Question

Two masses each equal to m are lying on x-axis at (-a, 0) and (+ a, 0) respectively. They are connected by a light string. A force F is applied at the origin along y axis resulting into motion of masses towards each other.

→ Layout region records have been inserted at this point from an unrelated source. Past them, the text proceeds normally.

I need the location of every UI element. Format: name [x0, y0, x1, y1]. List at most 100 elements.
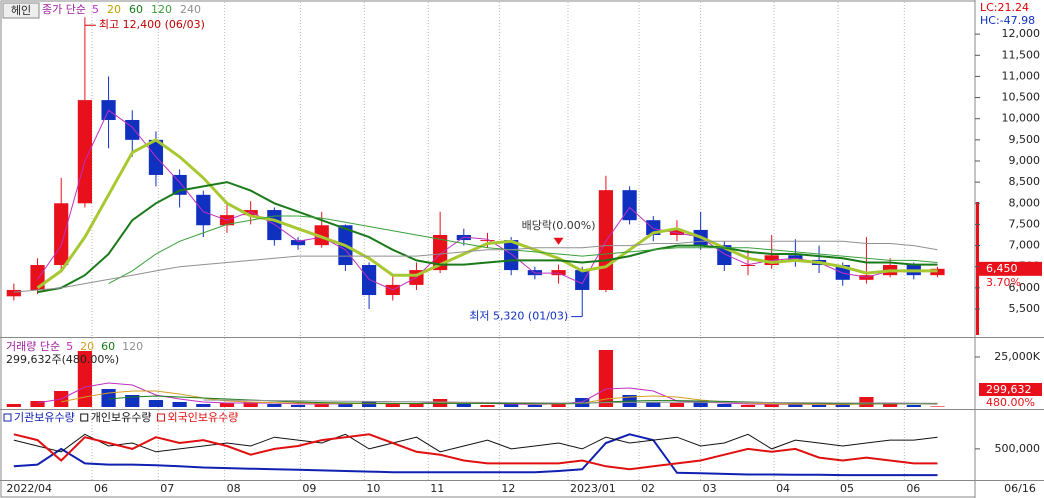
range-bar	[976, 202, 979, 335]
volume-bar	[930, 406, 945, 407]
candle-body	[504, 240, 519, 271]
price-box	[979, 261, 1042, 276]
x-tick-label: 03	[703, 482, 717, 495]
legend-entry: 5	[66, 340, 73, 353]
toolbar-button-label[interactable]: 헤인	[11, 4, 31, 17]
candle-body	[6, 289, 21, 297]
volume-bar	[172, 402, 187, 407]
x-tick-label: 2022/04	[6, 482, 52, 495]
volume-subtitle: 299,632주(480.00%)	[6, 353, 119, 366]
x-tick-label: 08	[227, 482, 241, 495]
x-tick-label: 11	[430, 482, 444, 495]
ma-line	[37, 181, 938, 294]
candle-body	[290, 240, 306, 246]
y-tick-label: 8,000	[1009, 196, 1041, 209]
legend-entry: 외국인보유수량	[167, 411, 238, 424]
y-tick-label: 9,000	[1009, 154, 1041, 167]
volume-bar	[788, 404, 803, 407]
y-tick-label: 11,500	[1002, 48, 1041, 61]
volume-bar	[883, 404, 898, 407]
legend-entry: 기관보유수량	[14, 411, 75, 424]
volume-box	[979, 383, 1042, 396]
volume-bar	[30, 401, 45, 407]
y-tick-label: 5,500	[1009, 302, 1041, 315]
hc-label: HC:-47.98	[980, 14, 1035, 27]
volume-bar	[125, 395, 140, 407]
ma-line	[13, 433, 938, 477]
legend-swatch	[3, 413, 12, 422]
candle-body	[314, 225, 329, 246]
x-tick-label: 02	[641, 482, 655, 495]
legend-entry: 개인보유수량	[91, 411, 152, 424]
volume-bar	[6, 404, 21, 407]
y-tick-label: 11,000	[1002, 69, 1041, 82]
current-volume: 299,632	[986, 383, 1032, 396]
volume-bar	[196, 404, 211, 407]
x-tick-label: 09	[302, 482, 316, 495]
change-pct: 3.70%	[986, 276, 1021, 289]
candle-body	[740, 265, 756, 267]
volume-bar	[669, 403, 685, 407]
annotation: 최고 12,400 (06/03)	[99, 18, 205, 31]
volume-bar	[764, 404, 779, 407]
ma-line	[37, 109, 938, 291]
candle-body	[54, 203, 69, 266]
volume-bar	[693, 401, 708, 407]
y-tick-label: 9,500	[1009, 133, 1041, 146]
volume-bar	[267, 404, 282, 407]
candle-body	[243, 210, 258, 216]
legend-entry: 120	[151, 3, 172, 16]
candle-body	[598, 190, 614, 290]
candle-body	[433, 234, 448, 271]
x-tick-label: 06	[906, 482, 920, 495]
legend-entry: 20	[107, 3, 121, 16]
candle-body	[267, 210, 282, 241]
volume-bar	[551, 403, 566, 407]
candle-body	[788, 255, 803, 260]
volume-bar	[385, 404, 400, 407]
volume-bar	[480, 405, 495, 407]
x-tick-label: 10	[366, 482, 380, 495]
candle-body	[480, 240, 495, 242]
y-tick-label: 6,000	[1009, 281, 1041, 294]
ma-line	[13, 433, 938, 471]
candle-body	[361, 265, 377, 296]
legend-entry: 60	[101, 340, 115, 353]
volume-bar	[290, 405, 306, 407]
legend-entry: 20	[80, 340, 94, 353]
y-tick-label: 7,500	[1009, 217, 1041, 230]
ma-line	[108, 215, 938, 285]
volume-bar	[314, 403, 329, 407]
volume-bar	[456, 404, 471, 407]
y-tick-label: 12,000	[1002, 27, 1041, 40]
legend-prefix: 거래량 단순	[6, 340, 60, 353]
volume-bar	[409, 404, 424, 407]
volume-bar	[219, 403, 235, 407]
ma-line	[203, 399, 938, 404]
legend-entry: 120	[122, 340, 143, 353]
candle-body	[196, 194, 211, 226]
annotation: 배당락(0.00%)	[522, 219, 596, 232]
volume-bar	[717, 404, 732, 407]
x-tick-label: 12	[501, 482, 515, 495]
volume-bar	[148, 400, 164, 407]
lc-label: LC:21.24	[980, 1, 1029, 14]
x-tick-label: 2023/01	[570, 482, 616, 495]
y-tick-label: 10,000	[1002, 112, 1041, 125]
volume-bar	[835, 405, 850, 407]
volume-bar	[101, 389, 116, 407]
x-tick-label: 06	[94, 482, 108, 495]
x-tick-label: 05	[840, 482, 854, 495]
volume-bar	[859, 397, 874, 407]
legend-swatch	[80, 413, 89, 422]
legend-entry: 5	[92, 3, 99, 16]
candle-body	[575, 270, 590, 290]
toolbar-button[interactable]	[2, 2, 40, 19]
volume-bar	[740, 405, 756, 407]
volume-bar	[243, 402, 258, 407]
y-tick-label: 500,000	[995, 442, 1041, 455]
volume-bar	[504, 404, 519, 407]
legend-prefix: 종가 단순	[42, 3, 86, 16]
volume-bar	[906, 405, 921, 407]
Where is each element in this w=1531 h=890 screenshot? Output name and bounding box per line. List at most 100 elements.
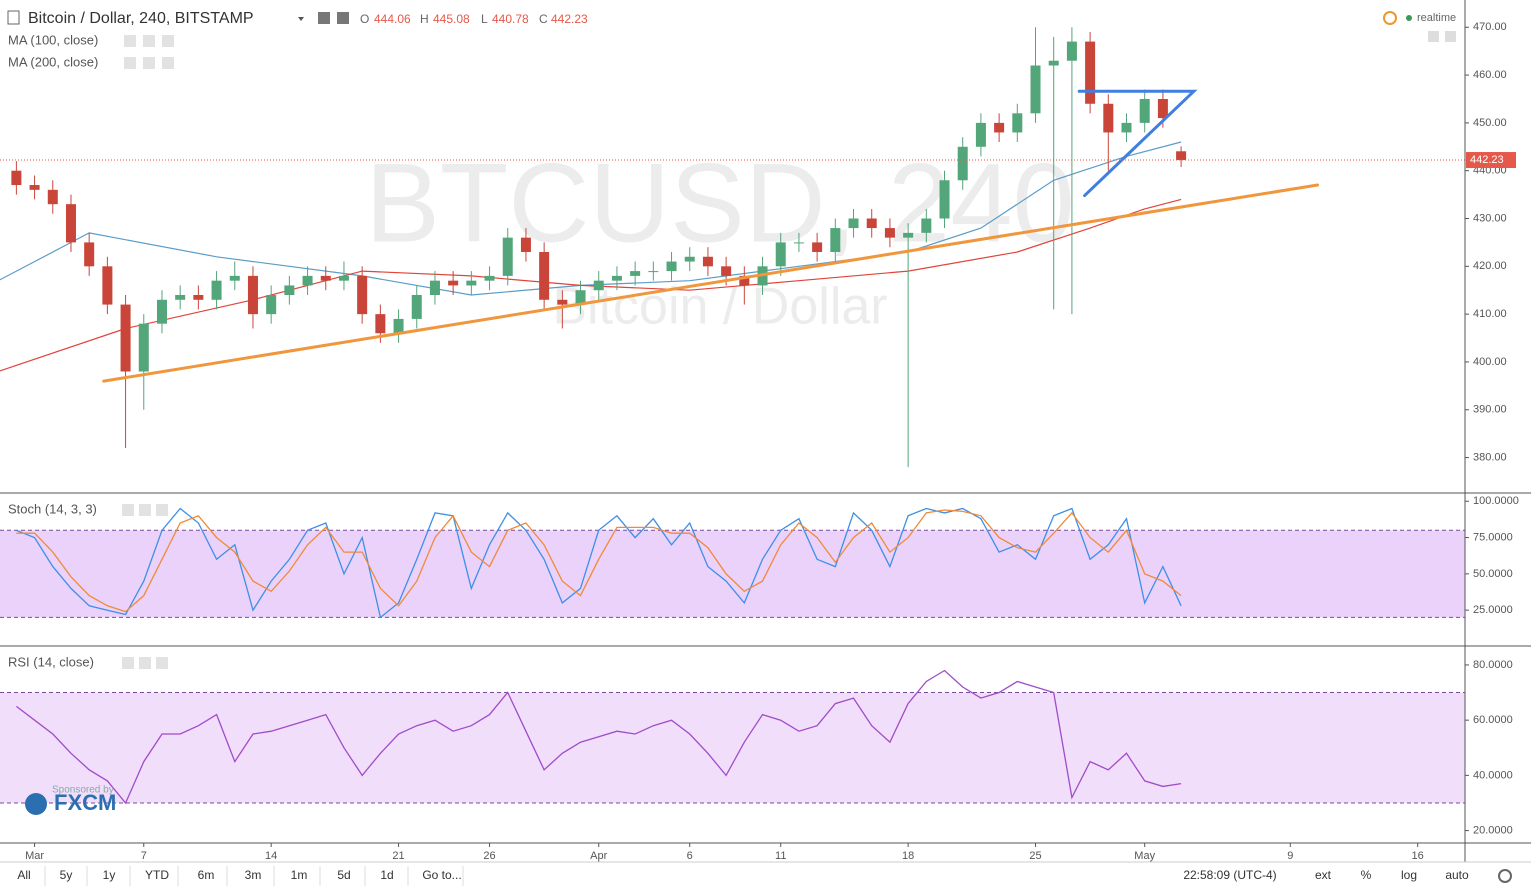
legend-entry[interactable]: MA (200, close) xyxy=(8,54,98,69)
legend-icon[interactable] xyxy=(162,57,174,69)
scale-option[interactable]: ext xyxy=(1315,868,1332,882)
plot-layer xyxy=(0,27,1465,805)
indicator-title[interactable]: Stoch (14, 3, 3) xyxy=(8,501,97,516)
range-button[interactable]: 1m xyxy=(291,868,308,882)
candle-body xyxy=(156,299,167,324)
candle-body xyxy=(393,318,404,334)
range-button[interactable]: 5y xyxy=(60,868,73,882)
range-button[interactable]: All xyxy=(17,868,30,882)
legend-icon[interactable] xyxy=(124,35,136,47)
y-tick-label: 460.00 xyxy=(1473,69,1507,81)
candle-body xyxy=(320,275,331,281)
y-tick-label: 80.0000 xyxy=(1473,659,1513,671)
candle-body xyxy=(247,275,258,315)
dropdown-icon[interactable] xyxy=(298,17,304,21)
range-button[interactable]: 1y xyxy=(103,868,116,882)
sponsor-label: Sponsored by xyxy=(52,785,114,796)
y-tick-label: 450.00 xyxy=(1473,117,1507,129)
candle-body xyxy=(1176,151,1187,161)
x-tick-label: 14 xyxy=(265,850,277,862)
legend-entry[interactable]: MA (100, close) xyxy=(8,32,98,47)
y-tick-label: 40.0000 xyxy=(1473,769,1513,781)
trend-line xyxy=(1077,89,1198,198)
indicator-icon[interactable] xyxy=(156,504,168,516)
candle-body xyxy=(338,275,349,281)
collapse-icon[interactable] xyxy=(7,10,20,25)
candle-body xyxy=(47,189,58,205)
candle-body xyxy=(429,280,440,296)
x-tick-label: Mar xyxy=(25,850,44,862)
scale-button[interactable] xyxy=(1445,31,1456,42)
candle-body xyxy=(1048,60,1059,66)
candle-body xyxy=(120,304,131,372)
x-tick-label: Apr xyxy=(590,850,607,862)
legend-icon[interactable] xyxy=(143,57,155,69)
candle-body xyxy=(484,275,495,281)
y-tick-label: 410.00 xyxy=(1473,308,1507,320)
x-tick-label: 11 xyxy=(775,850,786,862)
candle-body xyxy=(593,280,604,291)
band-fill xyxy=(0,692,1465,803)
legend-icon[interactable] xyxy=(162,35,174,47)
range-button[interactable]: 1d xyxy=(380,868,393,882)
y-tick-label: 430.00 xyxy=(1473,212,1507,224)
ohlc-value: 444.06 xyxy=(374,12,411,26)
candle-body xyxy=(502,237,513,276)
candle-body xyxy=(921,218,932,233)
settings-icon[interactable] xyxy=(318,12,330,24)
scale-option[interactable]: % xyxy=(1361,868,1372,882)
legend-icon[interactable] xyxy=(143,35,155,47)
candle-body xyxy=(648,271,659,273)
band-fill xyxy=(0,530,1465,618)
indicator-icon[interactable] xyxy=(156,657,168,669)
candle-body xyxy=(1066,41,1077,61)
y-tick-label: 400.00 xyxy=(1473,356,1507,368)
scale-option[interactable]: auto xyxy=(1445,868,1469,882)
ohlc-value: 442.23 xyxy=(551,12,588,26)
scale-option[interactable]: log xyxy=(1401,868,1417,882)
range-button[interactable]: YTD xyxy=(145,868,169,882)
candle-body xyxy=(1103,103,1114,133)
indicator-icon[interactable] xyxy=(122,657,134,669)
indicator-line xyxy=(16,509,1182,613)
candle-body xyxy=(1085,41,1096,104)
candle-body xyxy=(375,314,386,334)
last-price-label: 442.23 xyxy=(1470,154,1504,166)
ohlc-value: 440.78 xyxy=(492,12,529,26)
x-tick-label: 21 xyxy=(392,850,404,862)
candle-body xyxy=(229,275,240,281)
candle-body xyxy=(520,237,531,252)
scale-button[interactable] xyxy=(1428,31,1439,42)
candle-body xyxy=(193,295,204,300)
candle-body xyxy=(975,122,986,147)
candle-body xyxy=(175,295,186,300)
range-button[interactable]: 3m xyxy=(245,868,262,882)
x-tick-label: 18 xyxy=(902,850,914,862)
range-button[interactable]: 5d xyxy=(337,868,350,882)
indicator-icon[interactable] xyxy=(122,504,134,516)
settings-icon[interactable] xyxy=(1498,869,1512,883)
symbol-title[interactable]: Bitcoin / Dollar, 240, BITSTAMP xyxy=(28,10,254,27)
indicator-title[interactable]: RSI (14, close) xyxy=(8,654,94,669)
candle-body xyxy=(302,275,313,286)
range-button[interactable]: Go to... xyxy=(422,868,461,882)
range-button[interactable]: 6m xyxy=(198,868,215,882)
candle-body xyxy=(411,295,422,319)
candle-body xyxy=(1121,122,1132,133)
delay-icon[interactable] xyxy=(1383,11,1397,25)
indicator-icon[interactable] xyxy=(139,504,151,516)
sponsor-brand[interactable]: FXCM xyxy=(54,790,116,815)
candle-body xyxy=(957,146,968,181)
settings-icon[interactable] xyxy=(337,12,349,24)
candle-body xyxy=(994,122,1005,133)
indicator-icon[interactable] xyxy=(139,657,151,669)
candle-body xyxy=(65,204,76,243)
candle-body xyxy=(138,323,149,372)
y-tick-label: 470.00 xyxy=(1473,21,1507,33)
legend-icon[interactable] xyxy=(124,57,136,69)
x-tick-label: 6 xyxy=(687,850,693,862)
candle-body xyxy=(1012,113,1023,133)
candle-body xyxy=(848,218,859,229)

The acceleration of each mass when position of masses at any instant becomes (- x, 0) and (+ x, 0) is given by

• A. $\frac{F}{m}\frac{x}{\sqrt{a^{2} - x^{2}}}$
• B. $\frac{F}{m}\frac{\sqrt{a^{2} - x^{2}}}{x}$
• C. $\frac{Fx}{2m\sqrt{a^{2} - x^{2}}}$
• D. $\sqrt{\frac{a^{2} - x^{2}}{x}}$

Answer 1

Answer: (C)

$\frac{Fx}{2m\sqrt{a^{2} - x^{2}}}$

Answer 2

Let F be applied at origin from figure

F = 2T cos θ

or T = F/2cosθ

Then force causing motion is given by T

T sin θ = $\left( \frac{F}{2\cos\theta} \right)\sin\theta$

= $\frac{F}{2}\tan\theta = \frac{F}{2}\frac{x}{\sqrt{a^{2} - x^{2}}}$

∴ acceleration = $\frac{F}{2m}.\frac{x}{\sqrt{a^{2} - x^{2}}}$